In the last couple of weeks, butter has been smeared, spread and spread across all manner of surfaces and social media, in the name of the butter board.
Not to be confused with a charcuterie table, which is exactly what it sounds like. It’s butter, and it’s on a board.
A common butter board is less of a recipe, more of a technique: soften some butter, then place it on a wooden cutting board or a slate or marble cheese plate.
Then drizzle some honey. Grate some lemon zest. Sprinkle some edible flowers or chili flakes. Add figs, maybe radishes. That, and the flaky salt, artfully mask the reality. Serve with bread.
“This is essentially a glorified stick of butter,” said Justine Doiron, a recipe developer in New York who blogs under the name. Justine Snacks.
When Ms. Doiron posted a 28 second video of his preparation of a “butter board” for TikTok earlier this month, he was simply contributing to the canon of trendy board-based recipes that have come to find a huge audience thanks to the mysterious creation algorithm platform stars
The butter board, a smaller format heir grazing tablesmaybe it’s a little childish: We’ll eat anything. And as diners become more comfortable with communal eating two and a half years after a pandemic, the resurgence of shareable recipes is no surprise. The butter board is a harbinger of festivities to come.
Savory or sweet, a butter board is a beautiful centerpiece, and beautiful is the point. But its simplicity is, perhaps, the real appeal.
“It’s a more humble way to entertain,” said Ms. Doiron, whose video has been viewed more than 8.4 million times. “Charcuterie tables have become so demanding and so done.”
While she may have been the digital midwife of the butter board, Ms. Doiron credits chef and cookbook author Joshua McFadden with the idea.
A butter board is featured in his 2017 James Beard Award-winning book “Six seasons: a new way with vegetables”, which he wrote with Martha Holmberg.
He first served one at a farm dinner for about 150 people. “Everybody said, ‘What are you doing with all that butter?'” he said.
The chef recommends using butter at room temperature. “Don’t try to make everything taste the same,” said Mr. McFadden. “Find pockets of sweetness, pockets of salt.”
Salted butter can be left out for four hours at room temperature, said Benjamin Chapman, head of the department of agricultural and human sciences at North Carolina State University. Unlike the average American who prefers to keep butter at much cooler temperatures, people in many other Western countries often leave it on the counter for easy spreading.
“This is not something that would make my top 20 or top 50 list of risky things,” said Dr. Chapman on butter tables.
Supply chain issues, labor shortages and inflation are increasing dairy prices, but butter sales are higher compared to 2019 levels, industry experts said. Butter boards came on the heels of another dairy-based TikTok trend: overdoing it compound butters.
When it comes to butter boards, Big Butter is a big fan.
“We love it, of course,” said Heather Arfang, senior vice president of Land O’ Lakes’ dairy business.

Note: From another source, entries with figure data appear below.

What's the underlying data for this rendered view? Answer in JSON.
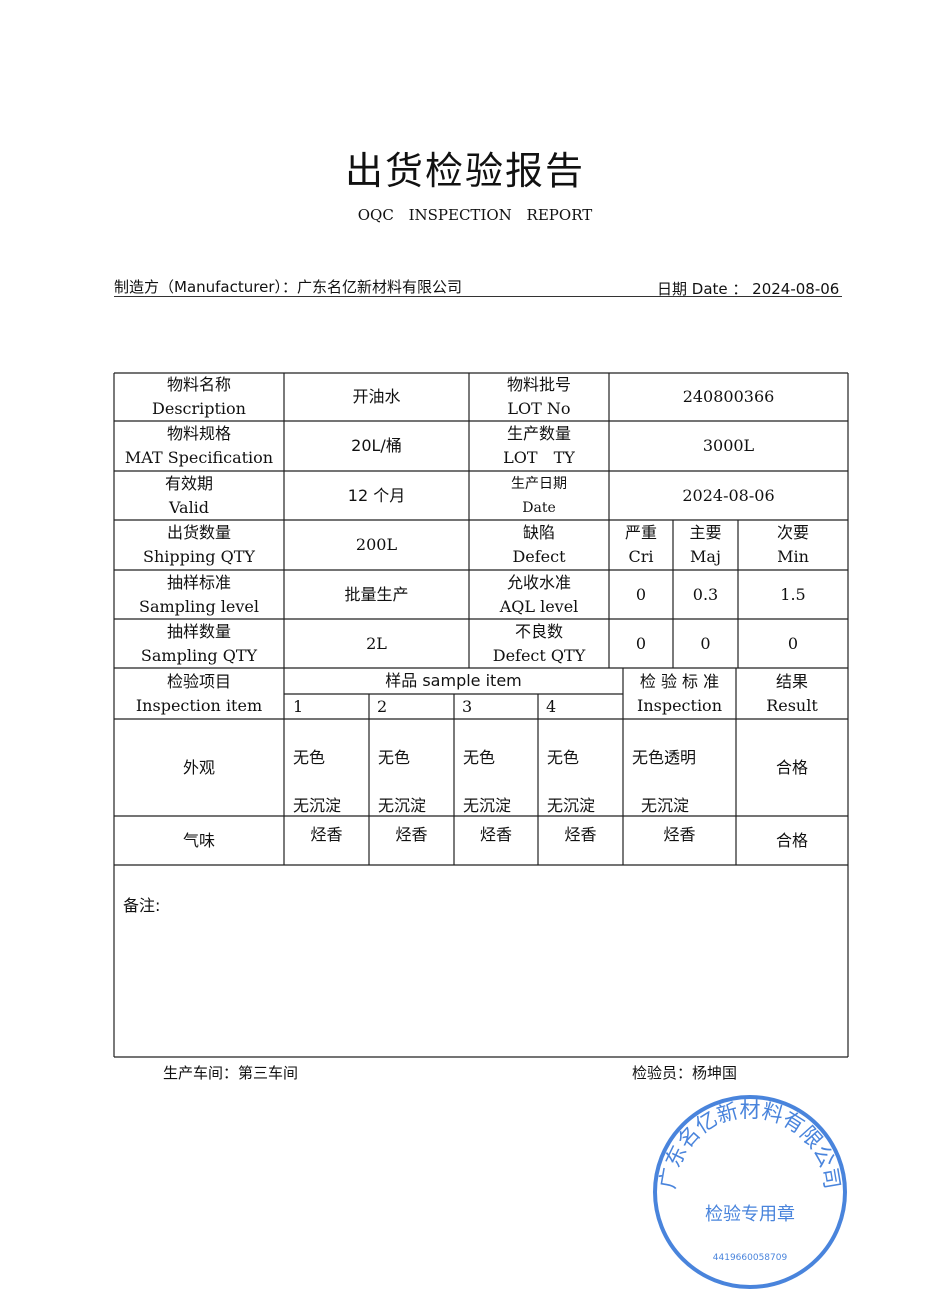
{
  "title": "出货检验报告",
  "subtitle": "OQC INSPECTION REPORT",
  "manufacturer": {
    "label": "制造方（Manufacturer）：",
    "value": "广东名亿新材料有限公司"
  },
  "date": {
    "label": "日期 Date ：",
    "value": "2024-08-06"
  },
  "rows": {
    "desc": {
      "zh": "物料名称",
      "en": "Description",
      "value": "开油水"
    },
    "lot": {
      "zh": "物料批号",
      "en": "LOT No",
      "value": "240800366"
    },
    "spec": {
      "zh": "物料规格",
      "en": "MAT Specification",
      "value": "20L/桶"
    },
    "qty": {
      "zh": "生产数量",
      "en": "LOT　TY",
      "value": "3000L"
    },
    "valid": {
      "zh": "有效期",
      "en": "Valid",
      "value": "12 个月"
    },
    "proddate": {
      "zh": "生产日期",
      "en": "Date",
      "value": "2024-08-06"
    },
    "ship": {
      "zh": "出货数量",
      "en": "Shipping QTY",
      "value": "200L"
    },
    "defect": {
      "zh": "缺陷",
      "en": "Defect"
    },
    "cri": {
      "zh": "严重",
      "en": "Cri"
    },
    "maj": {
      "zh": "主要",
      "en": "Maj"
    },
    "min": {
      "zh": "次要",
      "en": "Min"
    },
    "sampling": {
      "zh": "抽样标准",
      "en": "Sampling level",
      "value": "批量生产"
    },
    "aql": {
      "zh": "允收水准",
      "en": "AQL level",
      "cri": "0",
      "maj": "0.3",
      "min": "1.5"
    },
    "sqty": {
      "zh": "抽样数量",
      "en": "Sampling QTY",
      "value": "2L"
    },
    "dqty": {
      "zh": "不良数",
      "en": "Defect QTY",
      "cri": "0",
      "maj": "0",
      "min": "0"
    }
  },
  "inspection": {
    "item": {
      "zh": "检验项目",
      "en": "Inspection item"
    },
    "sample": "样品  sample item",
    "cols": [
      "1",
      "2",
      "3",
      "4"
    ],
    "standard": {
      "zh": "检 验 标 准",
      "en": "Inspection"
    },
    "result": {
      "zh": "结果",
      "en": "Result"
    },
    "items": [
      {
        "name": "外观",
        "samples": [
          [
            "无色",
            "无沉淀"
          ],
          [
            "无色",
            "无沉淀"
          ],
          [
            "无色",
            "无沉淀"
          ],
          [
            "无色",
            "无沉淀"
          ]
        ],
        "standard": [
          "无色透明",
          "无沉淀"
        ],
        "result": "合格"
      },
      {
        "name": "气味",
        "samples": [
          "烃香",
          "烃香",
          "烃香",
          "烃香"
        ],
        "standard": "烃香",
        "result": "合格"
      }
    ]
  },
  "remarks_label": "备注:",
  "workshop": "生产车间：第三车间",
  "inspector": "检验员：杨坤国",
  "stamp": {
    "top": "广东名亿新材料有限公司",
    "center": "检验专用章",
    "number": "4419660058709",
    "color": "#2a6fd6"
  }
}
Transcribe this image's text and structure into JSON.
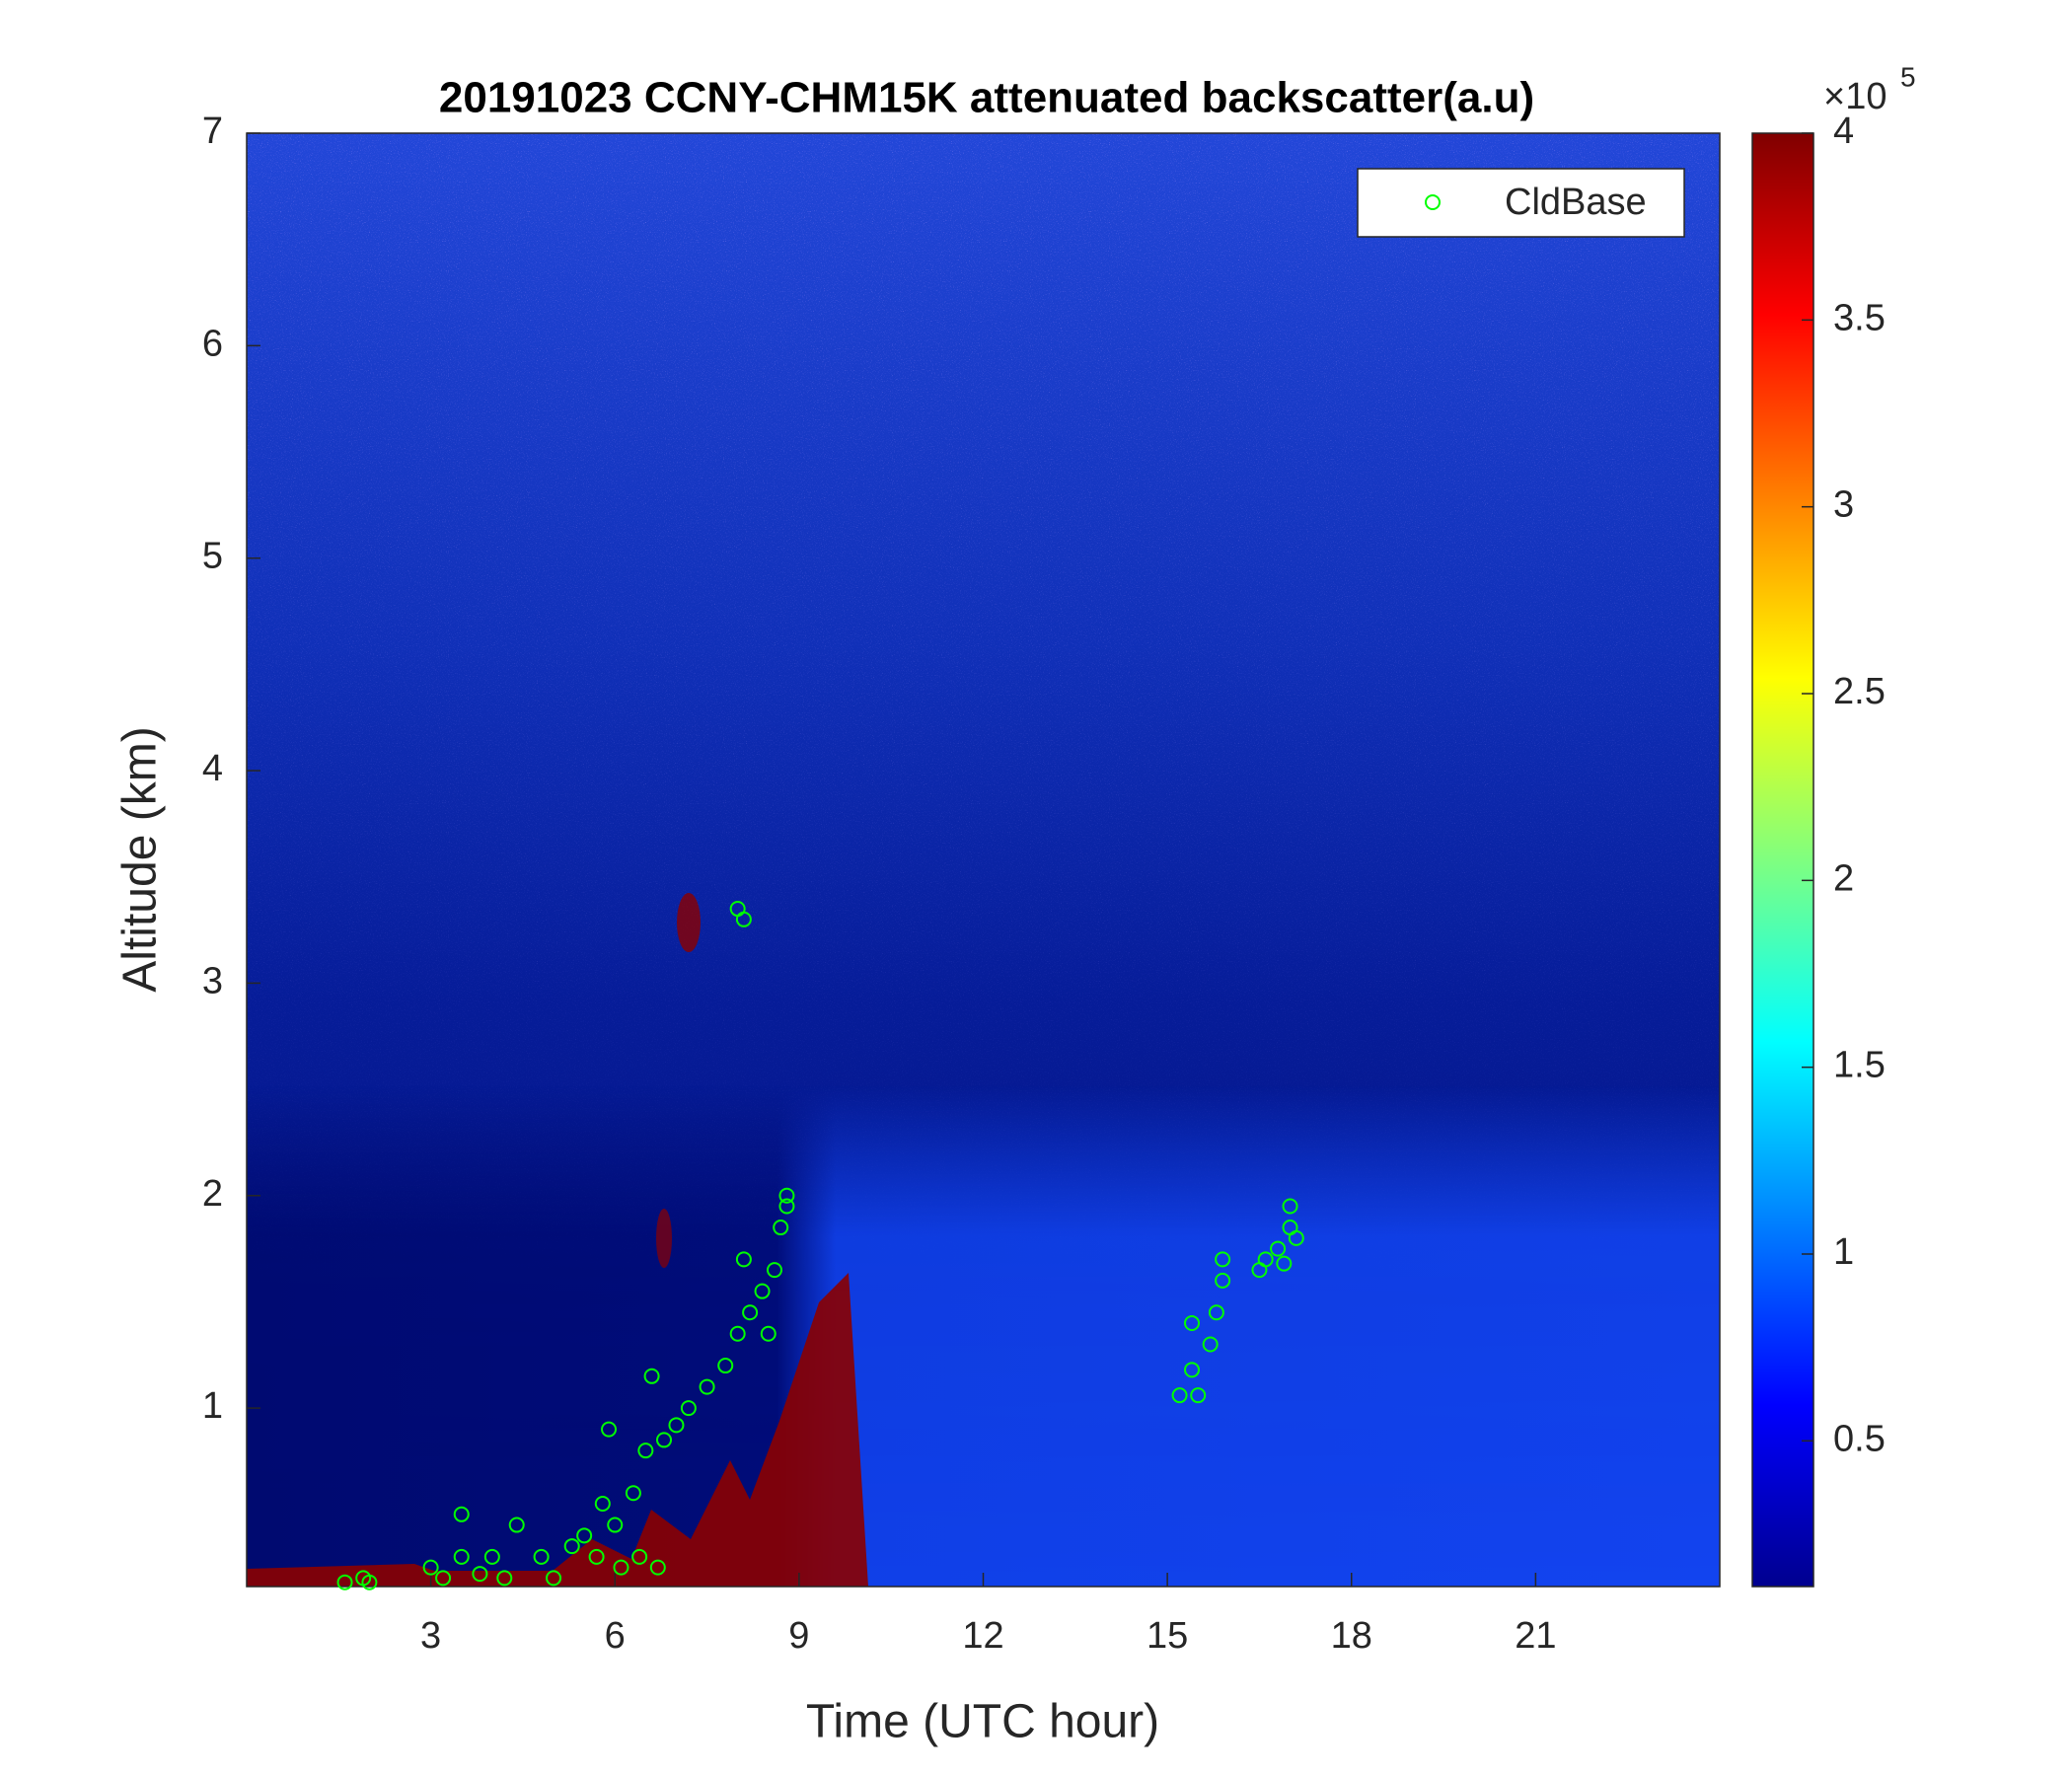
{
  "chart_data": {
    "type": "scatter",
    "title": "20191023 CCNY-CHM15K attenuated backscatter(a.u)",
    "xlabel": "Time (UTC hour)",
    "ylabel": "Altitude (km)",
    "xlim": [
      0,
      24
    ],
    "ylim": [
      0.16,
      7
    ],
    "xticks": [
      3,
      6,
      9,
      12,
      15,
      18,
      21
    ],
    "yticks": [
      1,
      2,
      3,
      4,
      5,
      6,
      7
    ],
    "legend": "upper right",
    "series": [
      {
        "name": "CldBase",
        "color": "#00ff00",
        "x": [
          1.6,
          1.9,
          2.0,
          3.0,
          3.2,
          3.5,
          3.5,
          3.8,
          4.0,
          4.2,
          4.4,
          4.8,
          5.0,
          5.3,
          5.5,
          5.7,
          5.8,
          5.9,
          6.0,
          6.1,
          6.3,
          6.4,
          6.5,
          6.6,
          6.7,
          6.8,
          7.0,
          7.2,
          7.5,
          7.8,
          8.0,
          8.0,
          8.1,
          8.1,
          8.2,
          8.4,
          8.5,
          8.6,
          8.7,
          8.8,
          8.8,
          15.2,
          15.4,
          15.4,
          15.5,
          15.7,
          15.8,
          15.9,
          15.9,
          16.5,
          16.6,
          16.8,
          16.9,
          17.0,
          17.0,
          17.1
        ],
        "values": [
          0.18,
          0.2,
          0.18,
          0.25,
          0.2,
          0.5,
          0.3,
          0.22,
          0.3,
          0.2,
          0.45,
          0.3,
          0.2,
          0.35,
          0.4,
          0.3,
          0.55,
          0.9,
          0.45,
          0.25,
          0.6,
          0.3,
          0.8,
          1.15,
          0.25,
          0.85,
          0.92,
          1.0,
          1.1,
          1.2,
          1.35,
          3.35,
          3.3,
          1.7,
          1.45,
          1.55,
          1.35,
          1.65,
          1.85,
          2.0,
          1.95,
          1.06,
          1.18,
          1.4,
          1.06,
          1.3,
          1.45,
          1.6,
          1.7,
          1.65,
          1.7,
          1.75,
          1.68,
          1.85,
          1.95,
          1.8
        ]
      }
    ],
    "colorbar": {
      "colormap": "jet",
      "clim": [
        0.11,
        4
      ],
      "cticks": [
        0.5,
        1,
        1.5,
        2,
        2.5,
        3,
        3.5,
        4
      ],
      "multiplier": {
        "base": "×10",
        "exponent": "5"
      }
    }
  }
}
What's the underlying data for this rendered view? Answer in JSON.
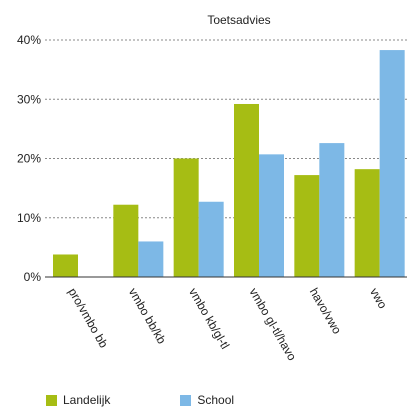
{
  "chart_data": {
    "type": "bar",
    "title": "Toetsadvies",
    "xlabel": "",
    "ylabel": "",
    "categories": [
      "pro/vmbo bb",
      "vmbo bb/kb",
      "vmbo kb/gl-tl",
      "vmbo gl-tl/havo",
      "havo/vwo",
      "vwo"
    ],
    "series": [
      {
        "name": "Landelijk",
        "color": "#a6bd14",
        "values": [
          3.8,
          12.2,
          20.0,
          29.2,
          17.2,
          18.2
        ]
      },
      {
        "name": "School",
        "color": "#7db8e6",
        "values": [
          0.0,
          6.0,
          12.7,
          20.7,
          22.6,
          38.3
        ]
      }
    ],
    "ylim": [
      0,
      40
    ],
    "yticks": [
      "0%",
      "10%",
      "20%",
      "30%",
      "40%"
    ],
    "grid": true,
    "legend_position": "bottom-left"
  }
}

Because the trend is young, he said, “it’s hard to make a real cause and effect on volumes in this short period.” But, Ms. Arfang added, “our demand for butter has been very strong. This month, we have found our forecasts.”
Nearly a dozen woodworking Etsy sellers said they saw visits to their sites soar after Ms. Doiron published his video. Some savvy business owners have even started customizing their standard cutting boards with “Butter Board” in curling script, good for search engine optimization.
For the past two weeks, online visits to Benjamin Blakeley’s Etsy shop, Tobins Carpentrythey have increased by 400 percent, he said.
“It’s simple, it’s fun, it’s artistic,” Blakeley said of the trend.
Like all food trends on TikTok, professional content creators and home cooks are making it their own. Holly Haines, a recipe developer in San Diego, California, not yet ready to double dip, has offered an ouroboros of dams: use focaccia like the board.
“It’s definitely just bread and butter,” Ms. Haines admitted.
Here are a few things to keep in mind when making your own butter board:
The type of board matters. A wooden cutting board may look rustic, but that wears out quickly. Place parchment paper on the board for easy cleanup, or opt for a marble or chalkboard surface.
Utensils are your friends. Place knives to the side so guests don’t treat the butter board like, well, hummus. (Ms. Doiron said the “biggest mistake” in her video was tearing off a piece of bread to dip in butter.)
Soften naturally. The fat and milk solids in the butter can separate when microwaved, so leave the stick for about an hour before serving. If you arrive on time, you can always try body heat.
Treat butter like frosting. Use the back of a spoon or an offset spatula to swirl it like you would frost a layer cake.